3. Brian Leetch. The MVP of the 1994 playoffs and one of the best to skate in the Garden had his number retired by the Rangers last night. I happened to catch the beginning of his speech on the radio and my favorite part was when he was dishing out some obligatory thank yous. Right off the bat (or stick or whatever they use in hockey) he thanked Dolan for putting together the event. At the mere mention of his name the crowd immediately shifted from deafening, fawning applause to ravenous boos. Of course, Leetch won them right back, but that moment was pretty hilarious and worth having to move my car for street cleaning.

4. The Hoopcats. Arizona made non-Lute news for the first time this season by beating No. 6 Washington State last night in Tuscon. Chase Buddinger notched 22 and led the three-point onslaught that slayed the Wildcats in the second half.

5. Randy Moss.

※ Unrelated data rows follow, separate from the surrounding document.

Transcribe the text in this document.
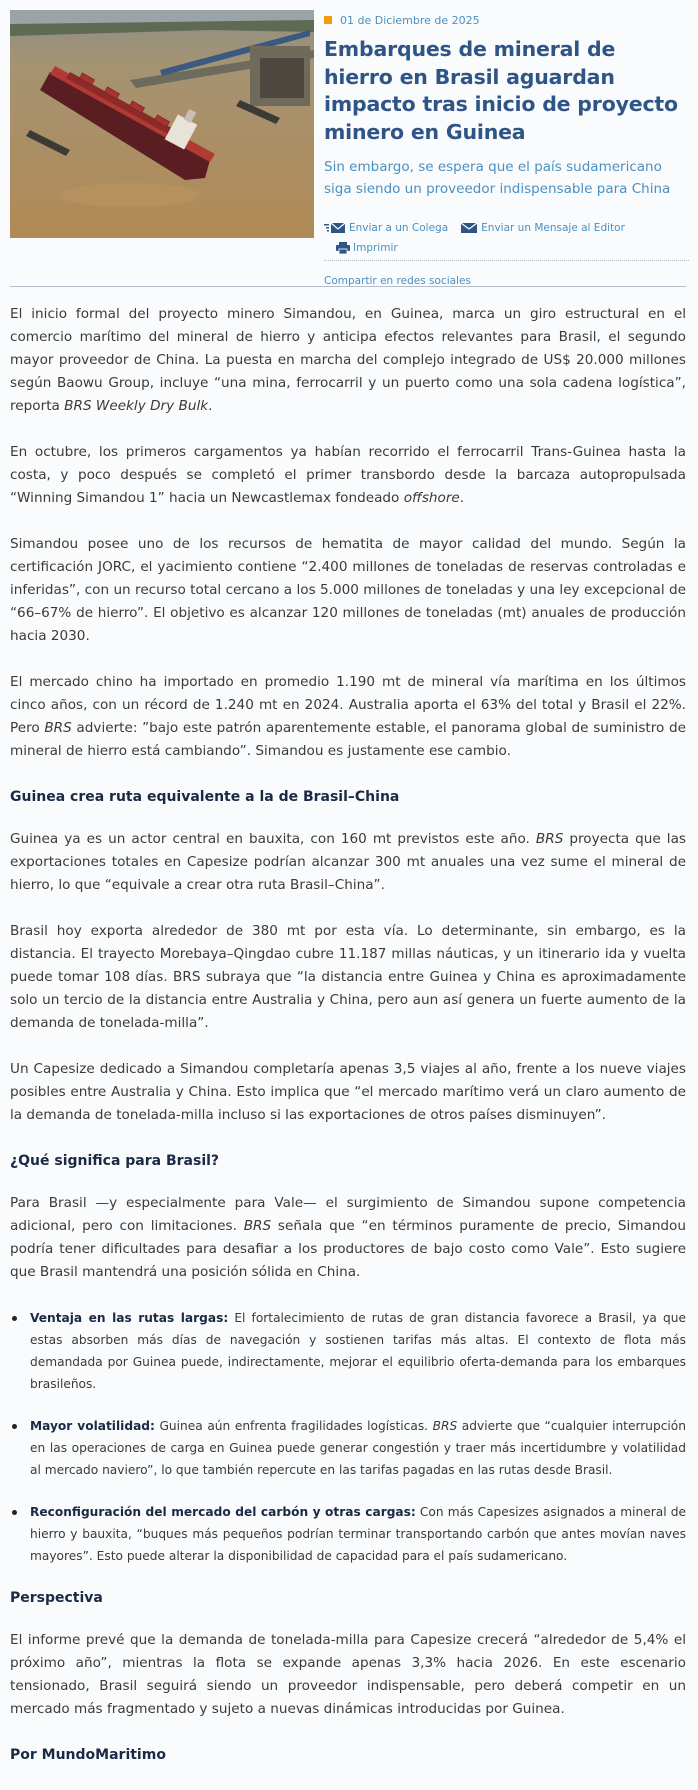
01 de Diciembre de 2025
Embarques de mineral de hierro en Brasil aguardan impacto tras inicio de proyecto minero en Guinea

Sin embargo, se espera que el país sudamericano siga siendo un proveedor indispensable para China

Enviar a un Colega	Enviar un Mensaje al Editor
Imprimir
Compartir en redes sociales

El inicio formal del proyecto minero Simandou, en Guinea, marca un giro estructural en el comercio marítimo del mineral de hierro y anticipa efectos relevantes para Brasil, el segundo mayor proveedor de China. La puesta en marcha del complejo integrado de US$ 20.000 millones según Baowu Group, incluye “una mina, ferrocarril y un puerto como una sola cadena logística”, reporta BRS Weekly Dry Bulk.

En octubre, los primeros cargamentos ya habían recorrido el ferrocarril Trans-Guinea hasta la costa, y poco después se completó el primer transbordo desde la barcaza autopropulsada “Winning Simandou 1” hacia un Newcastlemax fondeado offshore.

Simandou posee uno de los recursos de hematita de mayor calidad del mundo. Según la certificación JORC, el yacimiento contiene “2.400 millones de toneladas de reservas controladas e inferidas”, con un recurso total cercano a los 5.000 millones de toneladas y una ley excepcional de “66–67% de hierro”. El objetivo es alcanzar 120 millones de toneladas (mt) anuales de producción hacia 2030.

El mercado chino ha importado en promedio 1.190 mt de mineral vía marítima en los últimos cinco años, con un récord de 1.240 mt en 2024. Australia aporta el 63% del total y Brasil el 22%. Pero BRS advierte: ”bajo este patrón aparentemente estable, el panorama global de suministro de mineral de hierro está cambiando”. Simandou es justamente ese cambio.

Guinea crea ruta equivalente a la de Brasil–China

Guinea ya es un actor central en bauxita, con 160 mt previstos este año. BRS proyecta que las exportaciones totales en Capesize podrían alcanzar 300 mt anuales una vez sume el mineral de hierro, lo que “equivale a crear otra ruta Brasil–China”.

Brasil hoy exporta alrededor de 380 mt por esta vía. Lo determinante, sin embargo, es la distancia. El trayecto Morebaya–Qingdao cubre 11.187 millas náuticas, y un itinerario ida y vuelta puede tomar 108 días. BRS subraya que “la distancia entre Guinea y China es aproximadamente solo un tercio de la distancia entre Australia y China, pero aun así genera un fuerte aumento de la demanda de tonelada-milla”.

Un Capesize dedicado a Simandou completaría apenas 3,5 viajes al año, frente a los nueve viajes posibles entre Australia y China. Esto implica que “el mercado marítimo verá un claro aumento de la demanda de tonelada-milla incluso si las exportaciones de otros países disminuyen”.

¿Qué significa para Brasil?

Para Brasil —y especialmente para Vale— el surgimiento de Simandou supone competencia adicional, pero con limitaciones. BRS señala que “en términos puramente de precio, Simandou podría tener dificultades para desafiar a los productores de bajo costo como Vale”. Esto sugiere que Brasil mantendrá una posición sólida en China.

Ventaja en las rutas largas: El fortalecimiento de rutas de gran distancia favorece a Brasil, ya que estas absorben más días de navegación y sostienen tarifas más altas. El contexto de flota más demandada por Guinea puede, indirectamente, mejorar el equilibrio oferta-demanda para los embarques brasileños.
Mayor volatilidad: Guinea aún enfrenta fragilidades logísticas. BRS advierte que “cualquier interrupción en las operaciones de carga en Guinea puede generar congestión y traer más incertidumbre y volatilidad al mercado naviero”, lo que también repercute en las tarifas pagadas en las rutas desde Brasil.
Reconfiguración del mercado del carbón y otras cargas: Con más Capesizes asignados a mineral de hierro y bauxita, “buques más pequeños podrían terminar transportando carbón que antes movían naves mayores”. Esto puede alterar la disponibilidad de capacidad para el país sudamericano.
Perspectiva

El informe prevé que la demanda de tonelada-milla para Capesize crecerá “alrededor de 5,4% el próximo año”, mientras la flota se expande apenas 3,3% hacia 2026. En este escenario tensionado, Brasil seguirá siendo un proveedor indispensable, pero deberá competir en un mercado más fragmentado y sujeto a nuevas dinámicas introducidas por Guinea.

Por MundoMaritimo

He'll be practicing with his team (and maybe with his QB) in the coming days rather than going back to Florida to deal with whatever he's got going on down there.

Benched: Dwyane Wade. He secured a starting spot in the All-Star game even though he's been hurt most of the season and his team has lost 15 games in a row? I think he is a great player and give him all the credit in the world for battling night after night when he is clearly hurt, but Wade is NOT a 2007-2008 NBA All-Star. He's just not.

Also benched: Jason Kidd. He seems to have resorted back to his pre-NBA Finals ways, back when he was gifted and difficult and the sort of player that you could reasonably trade straight-up for Stephon Marbury. Everyone who watches can see that he is mailing it in and last night he let two different guards go off on him, Ellis and Davis.